— Voilà qui est bizarre pour un homme de son rang.

— Pas plus que le trapèze ou le panneau du cirque pour certains noms des plus hauts de la jeune noblesse. En tout cas la lutte exige un ensemble de qualités qui ne sont pas à dédaigner : la force, la souplesse, l'agilité, l'adresse, la résistance, et une autre, intellectuelle celle-là, c'est-à-dire le sens de ce qui est à faire ou à ne pas faire.

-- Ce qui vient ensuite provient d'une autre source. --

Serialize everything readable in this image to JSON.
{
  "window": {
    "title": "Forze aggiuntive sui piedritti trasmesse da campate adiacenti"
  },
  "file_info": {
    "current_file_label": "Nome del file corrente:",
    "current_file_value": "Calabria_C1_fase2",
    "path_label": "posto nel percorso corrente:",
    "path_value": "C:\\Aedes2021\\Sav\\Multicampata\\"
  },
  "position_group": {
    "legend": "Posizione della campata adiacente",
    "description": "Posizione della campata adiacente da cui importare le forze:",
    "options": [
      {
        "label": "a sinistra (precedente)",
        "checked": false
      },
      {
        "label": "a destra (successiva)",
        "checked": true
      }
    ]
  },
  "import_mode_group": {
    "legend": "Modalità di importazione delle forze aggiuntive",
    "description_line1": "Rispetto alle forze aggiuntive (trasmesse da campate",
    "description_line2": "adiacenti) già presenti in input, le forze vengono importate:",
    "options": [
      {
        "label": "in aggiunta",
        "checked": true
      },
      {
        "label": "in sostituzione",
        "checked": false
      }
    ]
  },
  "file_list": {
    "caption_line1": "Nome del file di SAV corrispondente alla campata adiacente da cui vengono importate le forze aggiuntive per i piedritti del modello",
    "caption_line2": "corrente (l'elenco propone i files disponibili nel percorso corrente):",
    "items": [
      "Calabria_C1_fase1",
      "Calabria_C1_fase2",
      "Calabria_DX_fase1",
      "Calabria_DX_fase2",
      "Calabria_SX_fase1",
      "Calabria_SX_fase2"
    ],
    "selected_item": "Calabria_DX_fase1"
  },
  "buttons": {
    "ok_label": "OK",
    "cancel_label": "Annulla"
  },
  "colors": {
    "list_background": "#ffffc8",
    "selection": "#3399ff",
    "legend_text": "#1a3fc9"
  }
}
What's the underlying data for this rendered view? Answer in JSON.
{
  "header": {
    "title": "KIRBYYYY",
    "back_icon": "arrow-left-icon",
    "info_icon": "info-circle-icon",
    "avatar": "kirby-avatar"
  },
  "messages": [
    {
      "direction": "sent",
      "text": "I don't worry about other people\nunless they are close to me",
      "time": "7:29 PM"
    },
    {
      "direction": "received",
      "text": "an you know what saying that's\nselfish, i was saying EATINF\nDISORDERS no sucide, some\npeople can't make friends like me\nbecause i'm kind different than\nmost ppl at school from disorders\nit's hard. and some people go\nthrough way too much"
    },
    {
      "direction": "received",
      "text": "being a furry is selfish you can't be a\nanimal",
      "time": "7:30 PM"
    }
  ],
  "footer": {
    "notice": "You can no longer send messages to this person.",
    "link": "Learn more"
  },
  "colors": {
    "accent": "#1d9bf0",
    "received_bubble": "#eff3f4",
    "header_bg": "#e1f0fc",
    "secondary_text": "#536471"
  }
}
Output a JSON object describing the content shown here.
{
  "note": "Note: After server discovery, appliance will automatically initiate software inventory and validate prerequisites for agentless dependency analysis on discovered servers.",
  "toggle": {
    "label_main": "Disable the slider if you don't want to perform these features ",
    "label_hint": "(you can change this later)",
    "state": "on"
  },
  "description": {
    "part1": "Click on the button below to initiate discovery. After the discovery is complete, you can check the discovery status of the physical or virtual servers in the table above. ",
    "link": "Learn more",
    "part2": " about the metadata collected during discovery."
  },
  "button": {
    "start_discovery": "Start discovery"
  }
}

— Vous parlez de la lutte comme si vous étiez vous-même un des rivaux de
M. d'Arjuzanx, dit Anie.

— Simplement, mademoiselle, comme un homme qui, pratiquant par métier quelques exercices du corps, sait la justice qu'on doit rendre à ceux qui arrivent à une supériorité quelconque dans l'un de ces exercices. D'ailleurs, il est certain que la lutte est celui de tous qui développe le mieux la machine humaine pour lui faire obtenir d'harmonieuses proportions et lui donner son maximum de beauté, tandis que les autres détruisent plus ou moins l'équilibre des proportions, en favorisant un organe au détriment de celui-ci ou de celui-là : voyez le tireur à l'épaule haute, et le jockey, ou simplement le cavalier aux jambes arquées ; et, d'autre part, voyez les athlètes de l'antiquité, qui ont servi de modèles à la statuaire et l'ont jusqu'à un certain point créée.

— J'avoue qu'à l'Hercule Farnèse je préfère l'Apollon du Belvédère, et surtout le Narcisse, dit Anie.

Tout cela étonnait madame Barincq, et ne répondait pas à ses préoccupations de mère, elle voulut donc préciser ses questions.

— Voilà un genre de vie qui doit coûter assez cher ? dit-elle.

— Je n'en sais rien, mais certainement il n'est pas ruineux comme une écurie de course, ou le jeu ; en tout cas, je crois que la fortune de d'Arjuzanx peut lui permettre ces fantaisies, et alors même qu'elles lui coûteraient cher, même très cher, cela ne serait pas pour l'arrêter, car il n'a aucun souci des choses d'argent.

Volontiers madame Barincq eût parlé du baron pendant tout le dîner, de son caractère, de ses relations, de sa fortune, de son passé, de son avenir ; mais Anie détourna la conversation, et sut la maintenir sur des sujets qui ne permettaient pas de revenir à M. d'Arjuzanx, et de laisser supposer au capitaine qu'elle s'intéressait à cette sorte d'enquête sur le compte d'un homme avec qui elle s'était rencontrée une fois.

L'obsession du mariage l'avait trop longtemps tourmentée pour qu'elle n'éprouvât pas un sentiment de délivrance à en être enfin débarrassée. Ç'avait été l'humiliation de ses années de jeunesse, de discuter avec sa mère la question de savoir si tel homme qu'elle avait vu ou devait voir pouvait faire un mari ; si elle lui avait plu ; s'il était acceptable ; les avantages qu'il offrait ou n'offrait point. Maintenant que la fortune lui donnait la liberté, elle ne voulait plus de ces marchandages. Qu'un mari se présentât, elle verrait si elle l'acceptait. Mais aller au devant de lui, c'était ce qu'elle ne voulait pas.